Let's move on to the next step by clicking Analyze
in the Gitlab Issues
card to move on to the next step.
The Analyze page contains an interactive user interface to allow you to dynamically build queries and visualize your data.
Now, let's explore and analyze our GitLab Issues data by selecting the following attributes in the left column:
And with that, the big moment is upon us, it's time to click Run
to run our query!
You should now see a bar chart visualization and a table below to see the data in detail!

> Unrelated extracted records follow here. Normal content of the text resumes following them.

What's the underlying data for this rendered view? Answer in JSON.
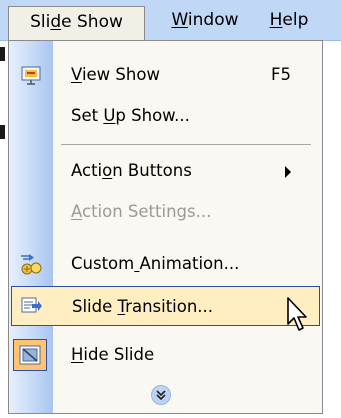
{
  "menubar": {
    "items": [
      {
        "label": "Slide Show",
        "mnemonic_index": 3,
        "active": true
      },
      {
        "label": "Window",
        "mnemonic_index": 0
      },
      {
        "label": "Help",
        "mnemonic_index": 0
      }
    ]
  },
  "menu": {
    "items": [
      {
        "label": "View Show",
        "mnemonic_index": 0,
        "shortcut": "F5",
        "icon": "view-show-icon"
      },
      {
        "label": "Set Up Show...",
        "mnemonic_index": 4
      },
      {
        "label": "Action Buttons",
        "mnemonic_index": 4,
        "submenu": true
      },
      {
        "label": "Action Settings...",
        "mnemonic_index": 0,
        "disabled": true
      },
      {
        "label": "Custom Animation...",
        "mnemonic_index": 6,
        "icon": "custom-animation-icon"
      },
      {
        "label": "Slide Transition...",
        "mnemonic_index": 6,
        "icon": "slide-transition-icon",
        "highlighted": true
      },
      {
        "label": "Hide Slide",
        "mnemonic_index": 0,
        "icon": "hide-slide-icon",
        "checked": true
      }
    ],
    "expand_icon": "double-chevron-down-icon"
  },
  "colors": {
    "menubar_bg": "#c1d7f6",
    "menu_bg": "#f9f8f3",
    "highlight_bg": "#ffeec2",
    "highlight_border": "#2d4f9e",
    "disabled_text": "#9a9a9a"
  }
}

Let's order the data by Year and Quarter ascending:
We can also filter the results to only include bugs. Select the Filters
dropdown menu at the top of the Query pane and add a filter to only keep issues with the bug
label:
Labels (for filtering)
--> Like
--> %bug%
We add the percentages around the bug
cause issues may have multiple labels and the bug
label can be anywhere in that field.
And, finally, switch the graph to an area chart:
When we find an analysis that we want to reference in the future, we can easily do this by creating a report. This can be accomplished by clicking on the Save Report
dropdown in the Analyze toolbar. This will open a dropdown with a default report name that is dynamically populated, but can be easily changed.
Once we click Save
, we should see the upper left "Untitled Report" change to our new report name.
And with that, our analysis has been saved!
As you acquire more reports, you will probably want to organize them via dashboards. This can be done by clicking on the new Add to Dashboard
dropdown in the toolbar.
Since we have never created a dashboard, click on New Dashboard
, which will trigger a modal that contains a dynamically generated dashboard name that can be customized as desired.
Once we click Create
, we can now verify that the our report has been added to the Dashboard by clicking on the Add to Dashboard
menu. We can also visit the Dashboard directly by clicking on the Dashboard
navigation item in the header, which shows our newly created Dashboard and the associated Report.
And with that, you have now setup a complete end-to-end data solution for extracting and analyzing GitLab data with Meltano! 🎉
You can now check the rest of the pre-bundled Models for Projects, Merge Requests, Users and more.
Don't forget to save the reports that you find useful and add reports to your dashboards.